Кулябин выбирает первый вариант чеховской пьесы. Выстраивая на сцене сложнейшую и тончайшую партитуру экзистенциальной бессмыслицы существования, тщеты человеческих усилий, он, и это подозреваешь с самых первых сцен, не видит Иванова человеком, способным пустить себе пулю в лоб. Ну, не всякий индивидуум способен победить вязкую рутину, тем более, не всякий может добровольно оборвать этот мучительный процесс борьбы. Правда, пистолет присутствует, и, отправляясь на собственную свадьбу, герой берет его с собой. Но жизнь и душевная болезнь добьют его и без пистолета. Когда герой поминутно выбегает из собственного офиса в курилку и, вероятно, в сотый раз за день затягивается сигаретой; когда из последних сил отбивается от прямого, как палка, и тоже несчастного доктора Львова (Дмитрий Сердюк); когда вся свадебная компания, включая Сашу, вступает в отчаянную свару, — в эти мгновения он все дальше и дальше уходит от самой жизненной материи. И вот вся несостоявшаяся свадьба отправляется доругиваться за кулисы, а Иванов тихо оползает в кресле. Теперь уже навсегда.

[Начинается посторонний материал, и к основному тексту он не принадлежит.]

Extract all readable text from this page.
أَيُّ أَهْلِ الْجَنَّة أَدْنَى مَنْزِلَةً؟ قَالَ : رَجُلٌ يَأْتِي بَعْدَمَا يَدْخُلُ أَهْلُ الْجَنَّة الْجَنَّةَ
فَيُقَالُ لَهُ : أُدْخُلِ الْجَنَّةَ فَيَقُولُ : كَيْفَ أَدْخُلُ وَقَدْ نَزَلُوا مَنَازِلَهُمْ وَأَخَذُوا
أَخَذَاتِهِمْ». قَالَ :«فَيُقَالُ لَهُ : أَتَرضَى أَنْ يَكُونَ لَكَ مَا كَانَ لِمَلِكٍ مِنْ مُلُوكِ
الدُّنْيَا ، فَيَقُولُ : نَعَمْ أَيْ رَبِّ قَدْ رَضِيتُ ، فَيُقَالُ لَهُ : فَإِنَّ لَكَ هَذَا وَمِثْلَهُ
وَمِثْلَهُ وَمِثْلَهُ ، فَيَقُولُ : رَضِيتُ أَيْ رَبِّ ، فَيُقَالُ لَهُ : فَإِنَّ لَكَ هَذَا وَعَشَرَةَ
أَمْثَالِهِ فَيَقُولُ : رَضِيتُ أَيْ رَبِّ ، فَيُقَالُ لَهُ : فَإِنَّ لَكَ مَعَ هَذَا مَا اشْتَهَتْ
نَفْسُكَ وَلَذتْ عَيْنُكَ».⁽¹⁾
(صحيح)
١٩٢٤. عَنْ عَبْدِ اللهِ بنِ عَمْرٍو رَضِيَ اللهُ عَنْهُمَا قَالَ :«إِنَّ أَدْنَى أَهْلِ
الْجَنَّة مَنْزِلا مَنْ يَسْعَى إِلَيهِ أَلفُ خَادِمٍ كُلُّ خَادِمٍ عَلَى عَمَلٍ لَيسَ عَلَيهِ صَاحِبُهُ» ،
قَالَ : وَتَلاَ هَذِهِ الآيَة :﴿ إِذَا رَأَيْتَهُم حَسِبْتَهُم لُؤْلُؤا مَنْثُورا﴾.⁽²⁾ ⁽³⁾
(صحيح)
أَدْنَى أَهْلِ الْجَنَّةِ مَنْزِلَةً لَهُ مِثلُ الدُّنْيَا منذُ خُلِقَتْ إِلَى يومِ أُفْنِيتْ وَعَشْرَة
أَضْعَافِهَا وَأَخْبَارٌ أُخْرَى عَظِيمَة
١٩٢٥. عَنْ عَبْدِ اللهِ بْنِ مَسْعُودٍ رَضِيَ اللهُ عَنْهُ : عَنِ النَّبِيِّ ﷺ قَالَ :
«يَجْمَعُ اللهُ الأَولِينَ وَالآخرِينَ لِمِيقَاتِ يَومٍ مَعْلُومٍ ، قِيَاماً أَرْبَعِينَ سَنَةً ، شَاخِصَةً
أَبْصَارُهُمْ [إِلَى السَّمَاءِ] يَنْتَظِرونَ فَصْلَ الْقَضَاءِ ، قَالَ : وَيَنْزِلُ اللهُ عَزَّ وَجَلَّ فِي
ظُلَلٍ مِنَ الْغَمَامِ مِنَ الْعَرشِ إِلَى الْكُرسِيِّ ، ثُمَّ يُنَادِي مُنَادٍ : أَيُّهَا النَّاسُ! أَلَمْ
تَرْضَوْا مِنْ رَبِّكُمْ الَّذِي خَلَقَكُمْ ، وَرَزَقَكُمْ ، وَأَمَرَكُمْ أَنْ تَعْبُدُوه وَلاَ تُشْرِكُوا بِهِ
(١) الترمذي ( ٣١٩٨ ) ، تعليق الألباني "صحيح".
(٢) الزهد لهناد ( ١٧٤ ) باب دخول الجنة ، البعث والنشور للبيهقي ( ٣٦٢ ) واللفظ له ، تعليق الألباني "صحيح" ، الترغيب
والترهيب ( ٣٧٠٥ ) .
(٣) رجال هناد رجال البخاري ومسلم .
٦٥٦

Вспомню все же, что пьеса Чехова «Иванов» в 1889 году впервые была сыграна на сцене Театра Корша, который ныне и есть Театр Наций. Это затем, чтобы освежить в памяти, как в 2008 году в этом театре в честь юбилея пьесы был проведен сезон «Иванова» и игрались самые разные интерпретации чеховского сочинения. В том числе спектакль венгерского Театра им. Й. Катоны в постановке режиссера Тамаша Ашера. Это, в свою очередь, для того, чтобы вспомнить, как отличный венгерский актер Эрне Фекете сыграл в заглавной роли человека, одержимого настоящей депрессией, то есть не просто хандрой социального толка, но подлинной болезнью. Нам, привыкшим к теме «среда заела» и в этой связи к непременно острым социальным аллюзиям, такое решение показалось тогда весьма необычным. Однако в спектакле Ашера все же заедала и среда. В частности, сценография Желта Кхелла воспроизводила серую, унифицированную обстановку социалистических 60-х годов и таким образом намекала на несвободу, убожество, однотонность жизни. Сегодня же Кулябин и Головко, максимально точно воспроизводя на сцене современную вещественную среду, вовсе не нагружают ее депрессивным воздействием на человека. Напротив, как уже было сказано, сами вещи, еще вчера согретые теплом человеческого участия, становятся рядом с надорванными повседневностью людьми такими же бессмысленными и неприкаянными. А эта мысль куда страшнее и по сути своей глубже. Дело, оказывается, не в стенах и стульях, но в нас самих, болтающихся в безвоздушном пространстве и не имеющих опор. «Иванов» Театра Наций помещен в среду, аутентичную нашей с вами нынешней обстановке жизни. Но это только лишь для того, чтобы веранды-зонтики или какие иные, более близкие по времени аксессуары не отвлекали нас от того, что происходит с человеком. Так — ближе. Так — будто прямо сейчас. А на самом-то деле так случалось с индивидуумом и в мезонинах и может случиться в неведомых пространствах, которые будут после нас.